Grocery workers are beginning to die of coronavirus
Major supermarket chains are beginning to report their first coronavirus-related employee deaths, leading to store closures and increasing anxiety among grocery workers as the pandemic intensifies across the country.
A Trader Joe’s worker in Scarsdale, N.Y., a greeter at a Giant store in Largo, Md., and two Walmart employees from the same Chicago-area store have died of covid-19 in recent days, the companies confirmed Monday.
Though more than 40 states have ordered nonessential businesses to close and told residents to stay home to stem the spread of the virus, supermarkets are among the retailers that remain open. Thousands of grocery employees have continued to report to work as U.S. infections and death rates continue to climb, with many reporting long shifts and extra workloads to keep up with spiking demand. Many workers say they don’t have enough protective gear to deal with hundreds of customers a day. Dozens of grocery workers have tested positive for the coronavirus in recent weeks.
The Washington Post Industry experts say the rise of worker infections and deaths will likely have a ripple effect on grocers’ ability to retain and add new workers at a time when they’re looking to rapidly hire thousands of temporary employees. Walmart, the nation’s largest grocer, is hiring 150,000 workers, while Kroger is adding more than 10,000. Many are offering an extra $2 an hour and promising masks, gloves and hand sanitizer. But finding workers willing to work on the front lines for little more than the minimum wage could be an increasingly tough sell, according to supermarket analyst Phil Lempert.
“One of the biggest mistakes supermarkets made early on was not allowing employees to wear masks and gloves the way they wanted to,” he said. “They’re starting to become proactive now, but it’s still going to be much tougher to hire hundreds of thousands of new workers. We’re going to start seeing people say, ‘I’ll just stay on unemployed instead of risking my life for a temporary job.’"

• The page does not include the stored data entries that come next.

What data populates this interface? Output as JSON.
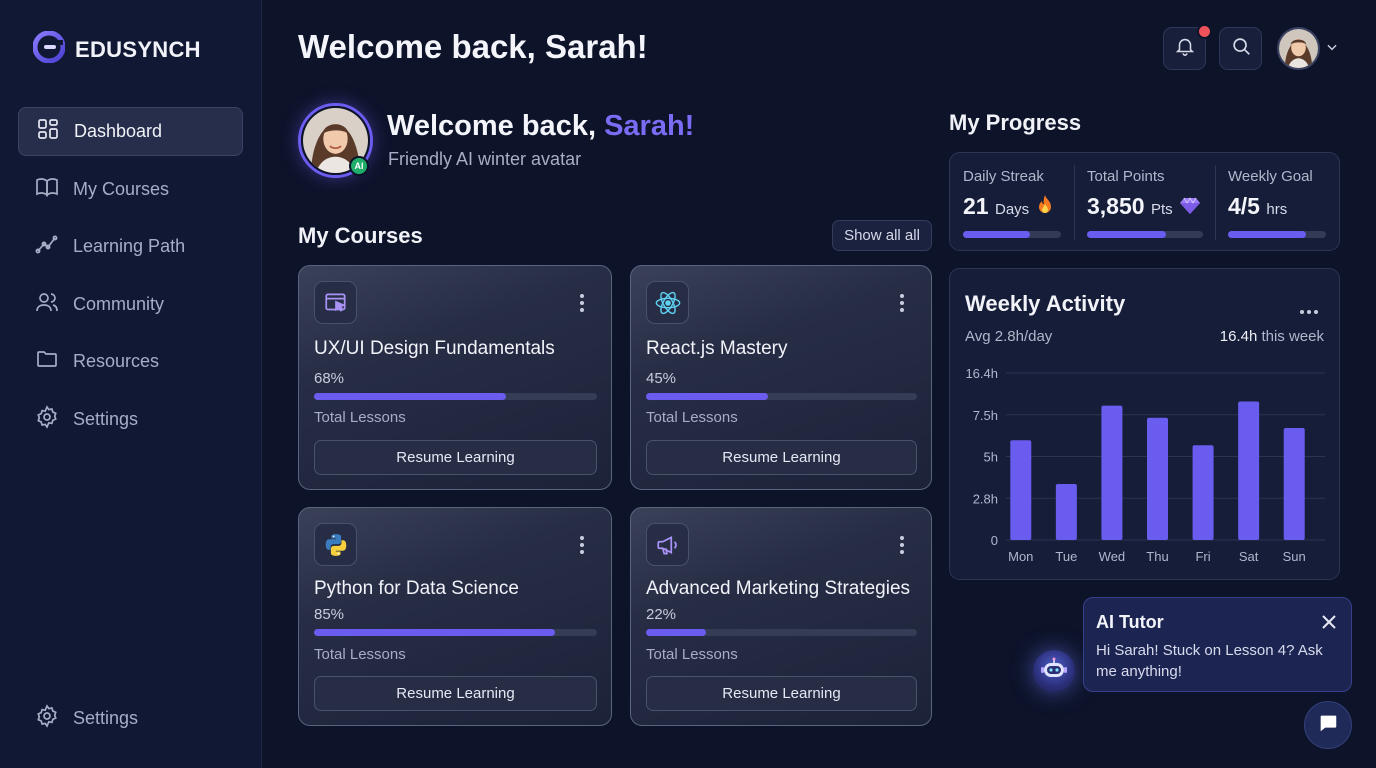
{
  "brand": {
    "name": "EDUSYNCH",
    "icon": "logo-icon"
  },
  "sidebar": {
    "items": [
      {
        "label": "Dashboard",
        "icon": "grid-icon",
        "active": true
      },
      {
        "label": "My Courses",
        "icon": "book-icon"
      },
      {
        "label": "Learning Path",
        "icon": "path-icon"
      },
      {
        "label": "Community",
        "icon": "users-icon"
      },
      {
        "label": "Resources",
        "icon": "folder-icon"
      },
      {
        "label": "Settings",
        "icon": "gear-icon"
      }
    ],
    "footer_label": "Settings"
  },
  "header": {
    "title": "Welcome back, Sarah!",
    "notification_icon": "bell-icon",
    "search_icon": "search-icon"
  },
  "hero": {
    "greeting": "Welcome back, ",
    "name": "Sarah!",
    "subtitle": "Friendly AI winter avatar",
    "badge": "AI"
  },
  "courses": {
    "title": "My Courses",
    "show_all_label": "Show all all",
    "items": [
      {
        "title": "UX/UI Design Fundamentals",
        "percent_label": "68%",
        "progress": 0.68,
        "lessons_label": "Total Lessons",
        "button": "Resume Learning",
        "icon": "design-icon"
      },
      {
        "title": "React.js Mastery",
        "percent_label": "45%",
        "progress": 0.45,
        "lessons_label": "Total Lessons",
        "button": "Resume Learning",
        "icon": "react-icon"
      },
      {
        "title": "Python for Data Science",
        "percent_label": "85%",
        "progress": 0.85,
        "lessons_label": "Total Lessons",
        "button": "Resume Learning",
        "icon": "python-icon"
      },
      {
        "title": "Advanced Marketing Strategies",
        "percent_label": "22%",
        "progress": 0.22,
        "lessons_label": "Total Lessons",
        "button": "Resume Learning",
        "icon": "megaphone-icon"
      }
    ]
  },
  "progress": {
    "title": "My Progress",
    "stats": [
      {
        "label": "Daily Streak",
        "value": "21",
        "unit": "Days",
        "icon": "fire-icon",
        "fill": 0.68
      },
      {
        "label": "Total Points",
        "value": "3,850",
        "unit": "Pts",
        "icon": "gem-icon",
        "fill": 0.68
      },
      {
        "label": "Weekly Goal",
        "value": "4/5",
        "unit": "hrs",
        "icon": "",
        "fill": 0.8
      }
    ]
  },
  "activity": {
    "title": "Weekly Activity",
    "avg": "Avg 2.8h/day",
    "total_value": "16.4h",
    "total_suffix": " this week"
  },
  "chart_data": {
    "type": "bar",
    "categories": [
      "Mon",
      "Tue",
      "Wed",
      "Thu",
      "Fri",
      "Sat",
      "Sun"
    ],
    "values": [
      9.8,
      5.5,
      13.2,
      12.0,
      9.3,
      13.6,
      11.0
    ],
    "y_ticks": [
      "16.4h",
      "7.5h",
      "5h",
      "2.8h",
      "0"
    ],
    "ylim": [
      0,
      16.4
    ],
    "bar_color": "#6b5cf0",
    "grid": true
  },
  "tutor": {
    "title": "AI Tutor",
    "message": "Hi Sarah! Stuck on Lesson 4? Ask me anything!"
  },
  "colors": {
    "accent": "#6b5cf0",
    "background": "#0d1329",
    "notification": "#f0525b"
  }
}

Some companies have begun installing plexiglass sneeze guards at cash registers and requiring customers to stand 6 feet apart in line. The country’s two largest grocers, Walmart and Kroger, are beginning to check employees’ temperatures at the beginning of each shift, and will provide workers with gloves and masks.
The added precautions come amid a wave of worker strikes and petitions aimed at getting employers like Amazon, Trader Joe’s and the grocery delivery service Instacart, to take additional steps to protect workers. (Amazon founder Jeff Bezos owns The Washington Post.)